相手に隠し財産がないかどうか念入りに確認しましょう。すべての財産が把握できたら、機械的に5:5でわけてもよいですし、それぞれの事情を考慮して「家は妻、車と株は夫」というように臨機応変にわけても問題ありません。 -
(2)調停で決める場合
離婚調停の場で、財産分与を決める場合は調停の申立書とともに財産目録も提出しなければなりません。その他離婚調停のために必要な書類がありますので、合わせて用意しておきましょう。
調停では、調停員にそれぞれが事情を説明し、調停員が財産分与を含めた和解案を提示してくれますので、お互いが納得いくようであれば離婚が成立し、財産分与も滞りなく行われます。
7、まとめ
財産分与の手続き、交渉は簡単なように思うかもしれません。しかし実際に始めてみると、もめてしまうケースも多々あります。まず財産の洗い出しに時間がかかりますし、割合などもスムーズに決まりません。特に共働き夫婦の場合は、妻側が「割合を高くしてほしい」という要望を持つケースも少なくないでしょう。

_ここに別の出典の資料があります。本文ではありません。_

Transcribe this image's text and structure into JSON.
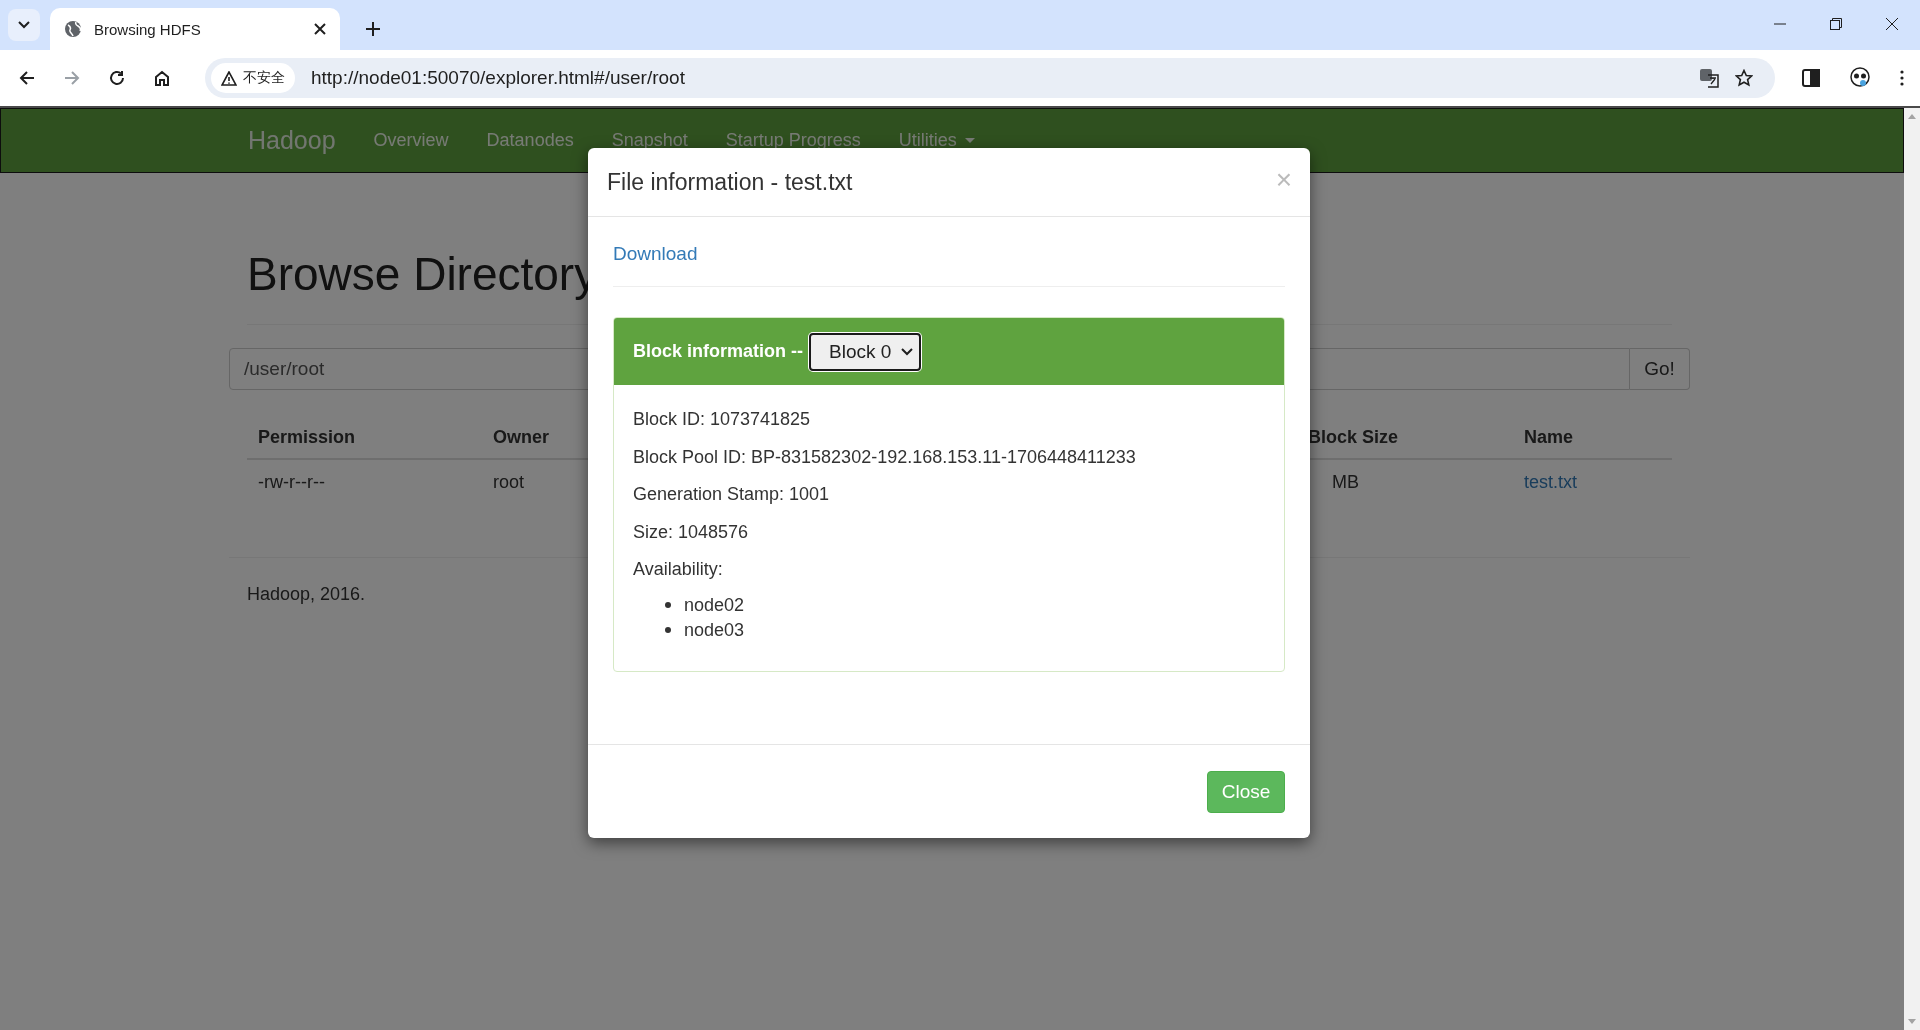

協議や調停の場合は、一般的な5:5という割合にこだわらず交渉が可能となります。最終的には合意できれば問題ないためです。状況に適した財産分与交渉を行いたい場合は、離婚問題に対応した経験が豊富な弁護士に相談することをおすすめします。
ひとりでは気付かなかった権利や財産についてもアドバイスを受けられることもあります。より良い条件で財産分与に臨むことができるでしょう。